CCNY’s Jorge E. González, Presidential Professor in the Grove School of Engineering,
and a CUNY-CREST affiliated faculty will lead the Building Energy Smart Technologies (BEST) project in New York.

The City College of New York is partnering with the University of Colorado Boulder in an innovative National Science Foundation-funded research center for sustainable building technology. A $1.5 million NSF grant, matched by industry associates for a minimum of $3 million over five years, will establish the Building Energy Smart Technologies (BEST) Center in Boulder.

BEST’s mission will be to advance sustainable buildings and cities ranging from HVAC manufacturing, to smart glazing for windows, smart building controls, advanced insulation materials, new energy storage systems, and improved air quality systems. It will also seek to promote the integration of renewables such as solar systems.

Jorge E. González, Presidential Professor in City College’s Grove School of Engineering and BEST project leader in New York, said: “This is a major milestone and opportunity, as it validates our long-term efforts in research and education on building systems as supporting activity to our city.

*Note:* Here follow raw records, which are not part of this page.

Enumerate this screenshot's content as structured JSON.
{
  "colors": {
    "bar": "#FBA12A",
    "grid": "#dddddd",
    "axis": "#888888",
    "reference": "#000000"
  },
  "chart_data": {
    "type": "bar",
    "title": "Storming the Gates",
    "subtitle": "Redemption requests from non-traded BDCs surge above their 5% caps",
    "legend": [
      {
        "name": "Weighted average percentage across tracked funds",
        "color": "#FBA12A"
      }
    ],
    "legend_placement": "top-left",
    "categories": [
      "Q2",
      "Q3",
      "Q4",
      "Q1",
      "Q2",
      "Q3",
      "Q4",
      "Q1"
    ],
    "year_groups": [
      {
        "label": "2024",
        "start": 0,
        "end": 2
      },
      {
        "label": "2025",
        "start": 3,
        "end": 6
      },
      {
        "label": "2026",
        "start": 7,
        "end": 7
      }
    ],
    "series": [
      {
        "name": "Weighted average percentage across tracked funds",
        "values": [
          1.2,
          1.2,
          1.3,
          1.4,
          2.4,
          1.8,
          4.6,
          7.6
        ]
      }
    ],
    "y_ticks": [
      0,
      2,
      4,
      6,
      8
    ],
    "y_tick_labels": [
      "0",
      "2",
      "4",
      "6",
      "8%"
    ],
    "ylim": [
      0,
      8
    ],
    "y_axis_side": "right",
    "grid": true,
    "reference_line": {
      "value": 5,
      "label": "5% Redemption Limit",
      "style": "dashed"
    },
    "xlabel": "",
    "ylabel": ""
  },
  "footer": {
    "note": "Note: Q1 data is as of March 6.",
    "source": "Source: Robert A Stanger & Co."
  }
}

We will be providing engineering and technology solutions to connect the outdoors environment to the indoors of buildings to enable smart and sustainable responses.”

BEST will operate under the NSF Industry-University Cooperative Research Centers model. This setup is designed to help startups, large corporate partners and government agencies connect directly with university researchers to solve common research obstacles in a low-risk environment. The aim is to develop new technology faster and build out the U.S. workforce in critical areas.

“This will be a long-term collaboration with industry partners of the building sector that will allow us to collectively identify emerging needs and opportunities, facilitate effective R&D roadmaps and executions, and most importantly provide opportunities for workforce development by training our undergraduate and graduate students with the needed skills to be employed by the industry partners,” González said.

In addition to meeting emissions goals, new smart and adaptable technologies in the built environment will provide responses for increasingly frequent extreme weather events due to the rapidly changing climate. The work will also direct attention on emerging challenges in the building sector due to pandemics and health crises such as those caused by COVID-19.